Com a chegada das chuvas de verão, a Defesa Civil está monitorando, de forma sistemática, as áreas de risco de inundação e alagamento. A iniciativa busca preservar vidas e reduzir danos, materiais e ambientais.

De acordo com o coordenador da DC, Adriano Henrique Moreira, sete localidades foram catalogadas e estão sendo monitoradas desde o início de dezembro. A operação de verão segue até 29 de fevereiro.

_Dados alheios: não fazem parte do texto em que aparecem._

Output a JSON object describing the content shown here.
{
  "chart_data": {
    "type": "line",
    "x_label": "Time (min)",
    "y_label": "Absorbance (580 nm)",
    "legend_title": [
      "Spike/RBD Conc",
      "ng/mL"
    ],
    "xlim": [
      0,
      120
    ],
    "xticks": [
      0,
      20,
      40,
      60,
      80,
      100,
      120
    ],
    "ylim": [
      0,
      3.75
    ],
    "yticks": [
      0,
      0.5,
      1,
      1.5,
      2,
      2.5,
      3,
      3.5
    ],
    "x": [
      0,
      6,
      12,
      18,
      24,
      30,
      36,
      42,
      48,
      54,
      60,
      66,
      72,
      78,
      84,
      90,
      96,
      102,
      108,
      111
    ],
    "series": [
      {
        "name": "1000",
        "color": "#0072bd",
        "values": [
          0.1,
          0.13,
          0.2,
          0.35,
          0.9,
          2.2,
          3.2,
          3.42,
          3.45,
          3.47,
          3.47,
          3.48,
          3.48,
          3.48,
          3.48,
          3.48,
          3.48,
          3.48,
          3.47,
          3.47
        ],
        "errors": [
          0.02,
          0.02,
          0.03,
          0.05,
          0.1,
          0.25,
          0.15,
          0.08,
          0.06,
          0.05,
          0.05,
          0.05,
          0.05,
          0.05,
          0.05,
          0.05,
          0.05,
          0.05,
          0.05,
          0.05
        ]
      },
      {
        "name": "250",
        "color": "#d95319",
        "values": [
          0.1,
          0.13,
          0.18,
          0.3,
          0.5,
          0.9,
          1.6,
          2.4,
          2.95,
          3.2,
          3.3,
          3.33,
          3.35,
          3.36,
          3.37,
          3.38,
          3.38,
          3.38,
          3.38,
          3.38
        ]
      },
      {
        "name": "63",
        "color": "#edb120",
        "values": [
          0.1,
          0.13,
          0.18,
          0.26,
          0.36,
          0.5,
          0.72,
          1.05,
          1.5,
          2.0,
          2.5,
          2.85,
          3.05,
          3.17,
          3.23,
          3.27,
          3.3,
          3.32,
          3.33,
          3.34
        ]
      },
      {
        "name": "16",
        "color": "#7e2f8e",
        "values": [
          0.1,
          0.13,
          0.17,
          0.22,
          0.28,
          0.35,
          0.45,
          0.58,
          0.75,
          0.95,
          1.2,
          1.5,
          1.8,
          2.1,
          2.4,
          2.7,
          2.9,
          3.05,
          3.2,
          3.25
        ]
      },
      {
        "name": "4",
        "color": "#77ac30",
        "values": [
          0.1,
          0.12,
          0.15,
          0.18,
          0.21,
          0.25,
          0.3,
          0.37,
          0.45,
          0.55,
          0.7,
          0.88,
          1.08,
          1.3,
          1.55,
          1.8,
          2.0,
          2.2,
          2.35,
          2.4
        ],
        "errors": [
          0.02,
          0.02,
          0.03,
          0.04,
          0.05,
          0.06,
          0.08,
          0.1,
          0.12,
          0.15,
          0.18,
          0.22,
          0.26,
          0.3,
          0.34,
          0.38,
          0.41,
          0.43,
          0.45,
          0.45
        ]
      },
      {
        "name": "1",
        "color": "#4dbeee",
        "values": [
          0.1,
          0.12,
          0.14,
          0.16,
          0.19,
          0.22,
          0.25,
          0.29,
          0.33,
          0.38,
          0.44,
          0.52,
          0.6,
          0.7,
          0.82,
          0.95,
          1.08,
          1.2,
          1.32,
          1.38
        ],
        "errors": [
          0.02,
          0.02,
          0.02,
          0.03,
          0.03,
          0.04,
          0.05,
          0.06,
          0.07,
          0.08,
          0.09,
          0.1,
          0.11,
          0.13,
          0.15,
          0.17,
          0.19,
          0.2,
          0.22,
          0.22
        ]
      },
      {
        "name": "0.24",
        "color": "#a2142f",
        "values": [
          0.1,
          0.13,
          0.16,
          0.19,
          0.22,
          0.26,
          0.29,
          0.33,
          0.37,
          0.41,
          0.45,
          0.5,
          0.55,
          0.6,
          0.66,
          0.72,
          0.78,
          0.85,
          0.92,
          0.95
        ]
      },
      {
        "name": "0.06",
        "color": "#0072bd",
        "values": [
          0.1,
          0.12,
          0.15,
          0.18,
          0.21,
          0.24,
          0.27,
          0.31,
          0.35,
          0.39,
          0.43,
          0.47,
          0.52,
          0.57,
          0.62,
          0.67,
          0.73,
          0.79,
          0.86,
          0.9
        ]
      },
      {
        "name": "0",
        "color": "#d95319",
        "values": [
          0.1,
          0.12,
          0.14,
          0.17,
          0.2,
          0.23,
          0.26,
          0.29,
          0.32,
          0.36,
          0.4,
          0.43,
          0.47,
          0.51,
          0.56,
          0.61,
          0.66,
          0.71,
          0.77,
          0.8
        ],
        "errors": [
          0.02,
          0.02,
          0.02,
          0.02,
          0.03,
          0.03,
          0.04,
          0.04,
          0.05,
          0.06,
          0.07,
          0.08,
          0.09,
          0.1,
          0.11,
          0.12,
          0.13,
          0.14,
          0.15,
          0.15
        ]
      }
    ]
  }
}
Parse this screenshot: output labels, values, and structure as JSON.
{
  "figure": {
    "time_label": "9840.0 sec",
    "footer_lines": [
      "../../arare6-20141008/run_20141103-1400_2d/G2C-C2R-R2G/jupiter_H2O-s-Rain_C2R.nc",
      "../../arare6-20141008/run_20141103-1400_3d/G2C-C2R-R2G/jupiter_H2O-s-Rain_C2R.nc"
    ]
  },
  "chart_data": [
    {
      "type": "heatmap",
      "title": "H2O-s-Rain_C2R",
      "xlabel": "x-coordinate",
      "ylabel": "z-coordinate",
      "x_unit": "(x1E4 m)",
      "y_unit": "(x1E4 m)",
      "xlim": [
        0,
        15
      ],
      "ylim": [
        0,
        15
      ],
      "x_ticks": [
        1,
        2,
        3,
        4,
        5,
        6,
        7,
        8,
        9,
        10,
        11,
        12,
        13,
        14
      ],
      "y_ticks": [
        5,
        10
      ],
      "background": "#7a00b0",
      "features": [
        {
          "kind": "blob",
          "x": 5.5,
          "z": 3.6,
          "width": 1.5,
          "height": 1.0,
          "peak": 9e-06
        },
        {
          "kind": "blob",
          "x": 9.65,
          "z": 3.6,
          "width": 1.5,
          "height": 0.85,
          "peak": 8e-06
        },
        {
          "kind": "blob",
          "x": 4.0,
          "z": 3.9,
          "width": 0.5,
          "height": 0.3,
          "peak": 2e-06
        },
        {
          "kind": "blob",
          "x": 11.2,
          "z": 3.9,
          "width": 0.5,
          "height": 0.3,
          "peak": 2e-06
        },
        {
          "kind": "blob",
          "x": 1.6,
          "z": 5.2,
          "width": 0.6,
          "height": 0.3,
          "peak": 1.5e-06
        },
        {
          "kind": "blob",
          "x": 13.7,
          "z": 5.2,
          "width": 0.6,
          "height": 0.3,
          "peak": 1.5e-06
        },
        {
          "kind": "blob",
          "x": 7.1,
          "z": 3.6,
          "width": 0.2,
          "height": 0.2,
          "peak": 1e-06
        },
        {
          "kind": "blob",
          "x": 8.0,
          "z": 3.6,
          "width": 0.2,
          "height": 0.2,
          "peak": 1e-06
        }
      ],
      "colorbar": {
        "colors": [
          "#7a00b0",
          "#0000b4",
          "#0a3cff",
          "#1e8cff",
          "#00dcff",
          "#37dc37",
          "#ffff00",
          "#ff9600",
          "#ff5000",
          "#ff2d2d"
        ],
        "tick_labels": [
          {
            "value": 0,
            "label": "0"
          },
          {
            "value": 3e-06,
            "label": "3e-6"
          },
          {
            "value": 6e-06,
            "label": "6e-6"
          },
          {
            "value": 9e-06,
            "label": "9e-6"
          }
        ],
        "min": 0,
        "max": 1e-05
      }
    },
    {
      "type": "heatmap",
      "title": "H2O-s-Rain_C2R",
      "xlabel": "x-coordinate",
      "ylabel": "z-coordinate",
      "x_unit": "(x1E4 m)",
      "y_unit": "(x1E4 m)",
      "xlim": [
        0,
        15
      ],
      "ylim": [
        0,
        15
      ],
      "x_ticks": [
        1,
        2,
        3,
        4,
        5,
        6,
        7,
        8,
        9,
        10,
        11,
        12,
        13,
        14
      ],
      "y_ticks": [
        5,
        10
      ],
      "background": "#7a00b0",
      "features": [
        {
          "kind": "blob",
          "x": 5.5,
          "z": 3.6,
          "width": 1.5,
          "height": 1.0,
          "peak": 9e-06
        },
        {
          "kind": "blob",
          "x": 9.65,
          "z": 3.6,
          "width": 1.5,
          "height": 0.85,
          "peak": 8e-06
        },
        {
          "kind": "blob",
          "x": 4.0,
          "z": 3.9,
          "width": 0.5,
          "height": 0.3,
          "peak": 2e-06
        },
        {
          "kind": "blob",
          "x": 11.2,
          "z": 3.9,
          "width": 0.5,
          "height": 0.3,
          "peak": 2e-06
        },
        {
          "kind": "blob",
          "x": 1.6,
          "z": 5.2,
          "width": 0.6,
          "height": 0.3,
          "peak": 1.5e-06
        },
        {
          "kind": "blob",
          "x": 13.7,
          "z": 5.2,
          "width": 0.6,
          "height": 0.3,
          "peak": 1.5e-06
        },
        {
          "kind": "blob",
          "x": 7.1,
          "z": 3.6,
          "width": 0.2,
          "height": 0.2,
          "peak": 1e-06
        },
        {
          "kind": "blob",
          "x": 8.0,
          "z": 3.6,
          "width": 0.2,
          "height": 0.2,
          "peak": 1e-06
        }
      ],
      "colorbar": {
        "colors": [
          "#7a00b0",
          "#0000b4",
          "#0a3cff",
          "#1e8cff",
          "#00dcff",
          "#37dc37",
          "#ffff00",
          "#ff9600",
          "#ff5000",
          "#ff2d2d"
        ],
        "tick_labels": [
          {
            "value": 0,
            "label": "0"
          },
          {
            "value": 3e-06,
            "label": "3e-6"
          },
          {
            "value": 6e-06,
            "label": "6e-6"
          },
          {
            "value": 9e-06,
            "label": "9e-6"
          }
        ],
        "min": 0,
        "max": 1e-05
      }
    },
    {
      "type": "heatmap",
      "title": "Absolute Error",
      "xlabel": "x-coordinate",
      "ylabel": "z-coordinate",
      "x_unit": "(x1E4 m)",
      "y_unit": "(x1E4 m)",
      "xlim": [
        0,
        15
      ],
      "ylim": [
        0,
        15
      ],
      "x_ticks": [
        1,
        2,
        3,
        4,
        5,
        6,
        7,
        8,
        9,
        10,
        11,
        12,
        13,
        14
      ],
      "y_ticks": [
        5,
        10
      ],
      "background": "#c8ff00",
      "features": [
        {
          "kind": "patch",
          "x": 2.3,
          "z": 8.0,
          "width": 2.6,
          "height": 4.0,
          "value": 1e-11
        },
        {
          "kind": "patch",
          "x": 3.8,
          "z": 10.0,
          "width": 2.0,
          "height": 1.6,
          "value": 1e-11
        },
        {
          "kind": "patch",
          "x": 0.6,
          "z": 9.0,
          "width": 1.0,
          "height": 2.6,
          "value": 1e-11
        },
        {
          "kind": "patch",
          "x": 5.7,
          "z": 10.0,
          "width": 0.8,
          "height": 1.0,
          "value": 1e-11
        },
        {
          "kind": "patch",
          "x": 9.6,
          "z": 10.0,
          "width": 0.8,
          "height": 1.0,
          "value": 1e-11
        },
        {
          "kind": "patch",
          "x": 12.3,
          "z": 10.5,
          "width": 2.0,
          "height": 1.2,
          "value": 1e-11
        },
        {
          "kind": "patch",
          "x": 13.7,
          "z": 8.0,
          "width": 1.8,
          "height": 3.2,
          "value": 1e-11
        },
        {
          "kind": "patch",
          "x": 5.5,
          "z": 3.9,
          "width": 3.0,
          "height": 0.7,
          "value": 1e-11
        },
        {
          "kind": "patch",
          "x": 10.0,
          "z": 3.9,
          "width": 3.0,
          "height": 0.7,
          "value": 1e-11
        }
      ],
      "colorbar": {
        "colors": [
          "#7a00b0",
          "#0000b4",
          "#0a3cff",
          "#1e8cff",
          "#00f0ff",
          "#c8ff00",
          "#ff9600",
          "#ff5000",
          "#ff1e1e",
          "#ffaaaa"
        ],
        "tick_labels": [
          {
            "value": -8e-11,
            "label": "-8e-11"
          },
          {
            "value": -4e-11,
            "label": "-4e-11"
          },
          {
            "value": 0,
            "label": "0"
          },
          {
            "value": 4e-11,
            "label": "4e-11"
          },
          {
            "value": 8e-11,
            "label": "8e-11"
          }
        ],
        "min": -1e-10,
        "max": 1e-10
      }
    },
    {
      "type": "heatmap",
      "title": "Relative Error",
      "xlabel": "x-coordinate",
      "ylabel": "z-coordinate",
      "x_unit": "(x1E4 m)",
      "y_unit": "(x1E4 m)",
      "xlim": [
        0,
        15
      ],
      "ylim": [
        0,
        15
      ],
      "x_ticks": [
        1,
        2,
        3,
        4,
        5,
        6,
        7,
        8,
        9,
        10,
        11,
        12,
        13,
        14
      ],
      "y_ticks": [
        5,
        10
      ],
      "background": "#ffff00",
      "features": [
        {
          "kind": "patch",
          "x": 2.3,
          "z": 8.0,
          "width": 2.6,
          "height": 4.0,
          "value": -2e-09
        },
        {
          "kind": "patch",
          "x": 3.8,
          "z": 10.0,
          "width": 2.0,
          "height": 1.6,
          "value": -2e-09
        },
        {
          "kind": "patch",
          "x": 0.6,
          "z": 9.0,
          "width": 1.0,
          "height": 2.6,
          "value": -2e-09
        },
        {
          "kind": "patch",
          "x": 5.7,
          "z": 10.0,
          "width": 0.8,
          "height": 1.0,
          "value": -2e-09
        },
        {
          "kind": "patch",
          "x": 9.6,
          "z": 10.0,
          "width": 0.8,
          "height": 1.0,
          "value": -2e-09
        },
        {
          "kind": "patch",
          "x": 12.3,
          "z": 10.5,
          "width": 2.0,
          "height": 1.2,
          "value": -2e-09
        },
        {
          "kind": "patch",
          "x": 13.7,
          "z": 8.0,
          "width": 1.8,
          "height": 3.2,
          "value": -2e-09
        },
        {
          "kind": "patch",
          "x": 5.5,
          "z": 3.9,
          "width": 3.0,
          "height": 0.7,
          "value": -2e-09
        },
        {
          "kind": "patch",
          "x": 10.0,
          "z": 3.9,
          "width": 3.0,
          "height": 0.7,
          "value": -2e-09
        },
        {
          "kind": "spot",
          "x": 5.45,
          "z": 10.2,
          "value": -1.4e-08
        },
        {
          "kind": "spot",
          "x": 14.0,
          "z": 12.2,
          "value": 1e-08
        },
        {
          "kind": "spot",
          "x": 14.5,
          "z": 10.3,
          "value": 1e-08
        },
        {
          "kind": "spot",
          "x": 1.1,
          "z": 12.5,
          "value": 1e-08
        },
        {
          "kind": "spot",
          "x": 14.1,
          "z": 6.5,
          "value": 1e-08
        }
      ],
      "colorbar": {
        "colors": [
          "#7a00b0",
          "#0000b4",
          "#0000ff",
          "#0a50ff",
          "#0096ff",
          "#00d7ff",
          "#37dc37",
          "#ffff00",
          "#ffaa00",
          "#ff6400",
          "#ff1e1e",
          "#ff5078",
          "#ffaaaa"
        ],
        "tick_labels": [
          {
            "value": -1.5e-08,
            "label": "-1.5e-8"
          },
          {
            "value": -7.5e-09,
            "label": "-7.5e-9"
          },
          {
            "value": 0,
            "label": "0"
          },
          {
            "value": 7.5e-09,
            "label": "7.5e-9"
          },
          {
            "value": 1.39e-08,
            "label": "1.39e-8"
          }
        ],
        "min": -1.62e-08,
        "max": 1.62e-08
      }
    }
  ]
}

Moreira explica que as áreas consideradas de risco por deslizamento de solo, incluem a rua Paulo Alfredo Soares, na vila Brasil, e rua a Professora Maria Aparecida Santi, no Jardim Ternura. Já as regiões próximas aos rios são mais propícias a ocorrências de enchentes.

Estão catalogadas, como áreas de risco de inundação, as ruas da vila Esperança e do Jardim das Garças e o bairro Americana até o Gaiotto, na estrada que liga Tatuí a Cerquilho, ao lado do rio Sorocaba.

Além disso, podem ocorrer enchentes na rua São Martinho, na área central próxima ao ribeirão do Manduca; na rua Martinha Tavares de Oliveira, no Jardim Tomaz Guedes, na parte que faz limite com o rio Tatuí; e na rua Caetano Palumbo, no Parque Santa Maria, próximo à ponte do Jardim Lírio.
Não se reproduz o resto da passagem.